Depuis quelques jours, il courait dans les allées de Roland-Garros une espèce de prophétie apocalyptique qui promettait à Nadal l'enfer sur terre, peut-être ici la pire défaite de sa carrière, certainement la dernière, «avec ce pied gauche qui le fait tant souffrir».
Ce n'est pas gentil. Surtout, ce n'est pas fini. A 1h20 du matin à Auteuil, tandis que les éboueurs prenaient leur service, Nadal a balayé Djokovic 6-2 4-6 6-2 7-6 (4). «Vous n'étiez absolument pas favori», a cafté l'intervieweuse anglophone de Prime video. Nadal, qui n'a pas son pareil pour paraître inférieur, provincial et grabataire, n'en demandait pas tant: «Oui, cette année, c'était Novak le favori. De très loin. Mais je ne sais pas pourquoi, je ressens quelque chose de spécial sur ce court. Je suis toujours meilleur que je ne l'imaginais.»
Ce furent donc quatre heures de bonheur, dans des effluves d'eau de toilette et des ardeurs de fin de banquet. Avec Jojo à la trompette (mais peut-être ne s'appelait-il pas Jojo) pour sonner l'hallali pendant les changements de côté. Avec des amoureux de tennis étourdis par la longue nuit qui en «oublient» le dernier métro de 00h47. Avec des loges VIP archi-combles, ce qui n'arrive jamais aux heures buvables. Avec des couvertures chaudes pour recouvrir les augustes gambettes et des «pschhhh» péremptoires pour couvrir le murmure des pipelettes. La fête.
Quatre heures, donc, et nul doute que la foule en aurait bien repris une petite dernière. Quatre heures d'une confrontation tactique savante, d'une bataille psychologique épuisante. Et deux moments clés:
Devant la presse, Djokovic admettra élégamment que Nadal a «mieux géré les moments importants, avec quelques coups fantastiques. Un ou deux points auraient pu m'amener à un cinquième set, et après, allez savoir... Mais Rafa est resté solide mentalement. Il a montré pourquoi il est un grand champion.»
Le bruit courait également que Nadal avait peur la nuit, qu'il frissonnait de tout son être à l'idée de trainer dehors si tard, dans les affres d'une obscurité glaçante. «Son jeu, et plus particulièrement son lift, s'épanouissent à la lumière du jour», avait prophétisé Gustavo Kuerten. Mais sous les projecteurs du Central, moulé dans ses habits de lumière couleur jaune fluo, Nadal fut à nouveau éclatant. Bien vivant.
Au débriefing de Prime Video, Fabrice Santoro résumait assez bien le sentiment général: «Rafa va un peu moins vite, il couvre beaucoup moins de terrain en défense, il n'est plus du tout aussi explosif, mais il est devenu particulièrement agressif sur ses frappes et il connaît ce court par coeur, mieux que quiconque.»

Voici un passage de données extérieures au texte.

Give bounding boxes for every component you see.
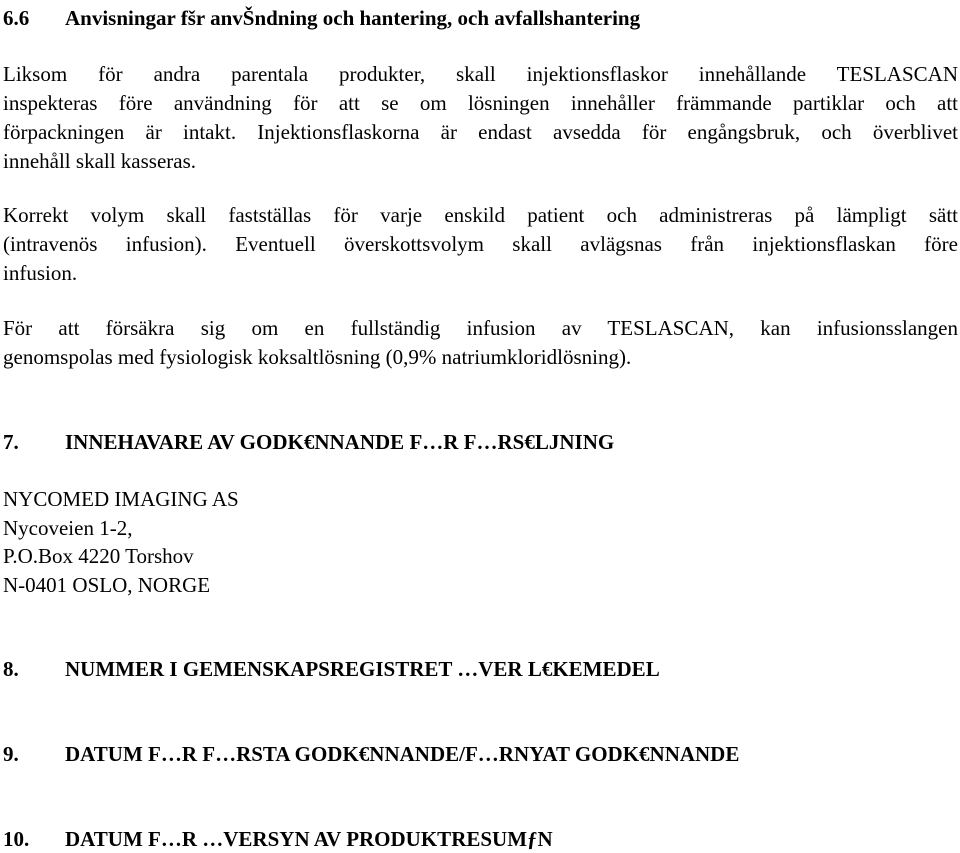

Santoro dévoilait également un secret: «J'ai croisé Nadal et son équipe, il y a quelques semaines. On a discuté et à la fin, je leur ai dit: "On se voit à Paris." Là, ils ont tous tiré de grosses grimaces. Ils ont répondu que ce n'était pas sûr. Je pense que cette blessure au pied gauche était vraiment douloureuse. Je pense surtout que Rafa a une résistance à la douleur hors norme.»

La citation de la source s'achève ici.